Norbert Bischofberger — one of the inventors of Tamiflu, which generated nearly $3 billion in peak sales during 2009’s swine flu pandemic — is CEO of a biotech startup called Kronos Bio Inc.
and had previously worked at Gilead when the company first began developing Veklury, then called remdesivir, as an Ebola treatment. Bischofberger sees a parallel between how a drug like Tamiflu is used against the flu and what is needed for this coronavirus.
“In the old days, over the winter season, I always traveled with Tamiflu in my luggage,” he said. “When you encounter somebody in the elevator or somebody coughs and sneezes in your face, I go to my hotel room and take Tamiflu. It’s very, very effective.”
It’s unknown at this time how many people will be at risk for contracting the virus even after they have been vaccinated. And even as public health experts applaud the arrival of COVID-19 vaccines, they do not shy away from making the case for more effective treatments, both now and in the future.
That we’re already seeing variants that may lessen the effectiveness of vaccines and monoclonal antibodies is a primary reason to maintain focus on therapeutic products alongside preventative ones. Already the Food and Drug Administration has stopped distributing bamlanivimab in Arizona, California and Nevada over concerns about its effectiveness against a newly emerging variant there, Lilly confirmed Thursday.
Looking ahead, as new variants emerge, a set of personalized treatment options could be indicated, according to the CDC’s Brooks. If a person’s test for the virus comes back positive, that sample may be sequenced to search for any variants of concern, and then a specific antibody treatment that is effective against that variant would be the medicine that gets prescribed.
Many of the pharmaceutical industry’s breakthrough therapies over the last decade have done just that. AstraZeneca’s ovarian cancer treatment Lynparza requires a test for the BRCA1 or BRCA2 gene mutations, while a prescription for Gilead’s Biktarvy is dependent on HIV-1 expression levels.
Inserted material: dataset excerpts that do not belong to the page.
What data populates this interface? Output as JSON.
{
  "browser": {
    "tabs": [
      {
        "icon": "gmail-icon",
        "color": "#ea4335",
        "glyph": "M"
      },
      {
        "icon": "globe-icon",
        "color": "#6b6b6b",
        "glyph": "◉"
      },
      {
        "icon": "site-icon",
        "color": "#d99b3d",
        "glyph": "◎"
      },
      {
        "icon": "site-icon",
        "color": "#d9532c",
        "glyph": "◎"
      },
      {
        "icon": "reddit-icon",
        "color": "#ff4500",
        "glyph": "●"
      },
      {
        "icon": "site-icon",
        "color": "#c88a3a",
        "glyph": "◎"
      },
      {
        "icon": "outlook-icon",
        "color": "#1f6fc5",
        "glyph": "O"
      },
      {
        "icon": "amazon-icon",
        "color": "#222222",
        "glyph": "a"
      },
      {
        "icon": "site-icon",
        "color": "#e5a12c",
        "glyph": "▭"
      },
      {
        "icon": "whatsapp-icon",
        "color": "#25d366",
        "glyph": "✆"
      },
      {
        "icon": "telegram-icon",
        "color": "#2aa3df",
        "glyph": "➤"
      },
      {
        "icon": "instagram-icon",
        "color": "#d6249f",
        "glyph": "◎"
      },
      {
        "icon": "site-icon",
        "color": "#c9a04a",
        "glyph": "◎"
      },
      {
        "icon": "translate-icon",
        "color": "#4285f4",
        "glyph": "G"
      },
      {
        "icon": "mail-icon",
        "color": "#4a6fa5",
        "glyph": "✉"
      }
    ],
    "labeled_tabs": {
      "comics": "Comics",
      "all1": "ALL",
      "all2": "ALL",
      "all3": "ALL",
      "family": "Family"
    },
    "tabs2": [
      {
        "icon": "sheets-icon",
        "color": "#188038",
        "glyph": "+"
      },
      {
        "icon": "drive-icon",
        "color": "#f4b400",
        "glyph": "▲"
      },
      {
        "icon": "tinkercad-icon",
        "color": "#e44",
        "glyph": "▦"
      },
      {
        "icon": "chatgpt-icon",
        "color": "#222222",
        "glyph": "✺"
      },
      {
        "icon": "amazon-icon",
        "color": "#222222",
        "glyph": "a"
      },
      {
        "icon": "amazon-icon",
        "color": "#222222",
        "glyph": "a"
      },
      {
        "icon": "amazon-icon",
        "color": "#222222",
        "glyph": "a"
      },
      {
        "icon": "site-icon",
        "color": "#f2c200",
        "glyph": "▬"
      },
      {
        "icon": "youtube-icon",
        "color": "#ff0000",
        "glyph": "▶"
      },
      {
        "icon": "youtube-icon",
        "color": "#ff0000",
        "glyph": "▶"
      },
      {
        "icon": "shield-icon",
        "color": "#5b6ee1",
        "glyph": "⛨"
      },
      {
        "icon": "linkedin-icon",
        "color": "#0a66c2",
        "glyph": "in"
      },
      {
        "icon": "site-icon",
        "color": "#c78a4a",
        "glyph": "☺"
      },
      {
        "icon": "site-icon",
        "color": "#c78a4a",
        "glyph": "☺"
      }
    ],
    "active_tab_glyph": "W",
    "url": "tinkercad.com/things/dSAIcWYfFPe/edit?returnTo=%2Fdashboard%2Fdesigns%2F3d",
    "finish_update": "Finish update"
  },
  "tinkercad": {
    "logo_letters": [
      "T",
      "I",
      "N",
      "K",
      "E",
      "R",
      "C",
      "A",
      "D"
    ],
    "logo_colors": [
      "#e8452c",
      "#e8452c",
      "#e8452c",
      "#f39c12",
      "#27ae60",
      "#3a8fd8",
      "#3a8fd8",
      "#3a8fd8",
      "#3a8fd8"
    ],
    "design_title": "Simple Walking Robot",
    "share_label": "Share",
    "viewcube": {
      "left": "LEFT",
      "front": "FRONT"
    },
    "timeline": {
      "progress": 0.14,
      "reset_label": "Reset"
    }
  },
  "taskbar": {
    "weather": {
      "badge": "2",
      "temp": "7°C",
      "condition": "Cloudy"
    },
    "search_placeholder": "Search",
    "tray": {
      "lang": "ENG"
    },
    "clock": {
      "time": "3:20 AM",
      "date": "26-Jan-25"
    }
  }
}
But for now the technology and medical practice haven’t caught up to the unruliness of this virus. Some regions are still experiencing COVID-19 testing delays, genomic sequencing can take five or six days, and the antibody treatments that we have are very new — and very underutilized.
“Imagine,” Brooks said. “I’d like to be able to give the person the monoclonal antibody that I know is going to work — for two reasons: one, if they’ve got a resistance, I want to avoid a drug. But if they don’t, then let me use the least expensive, most available drugs. It’d be nice to be able to use direct therapy. Right now, we are not there yet.”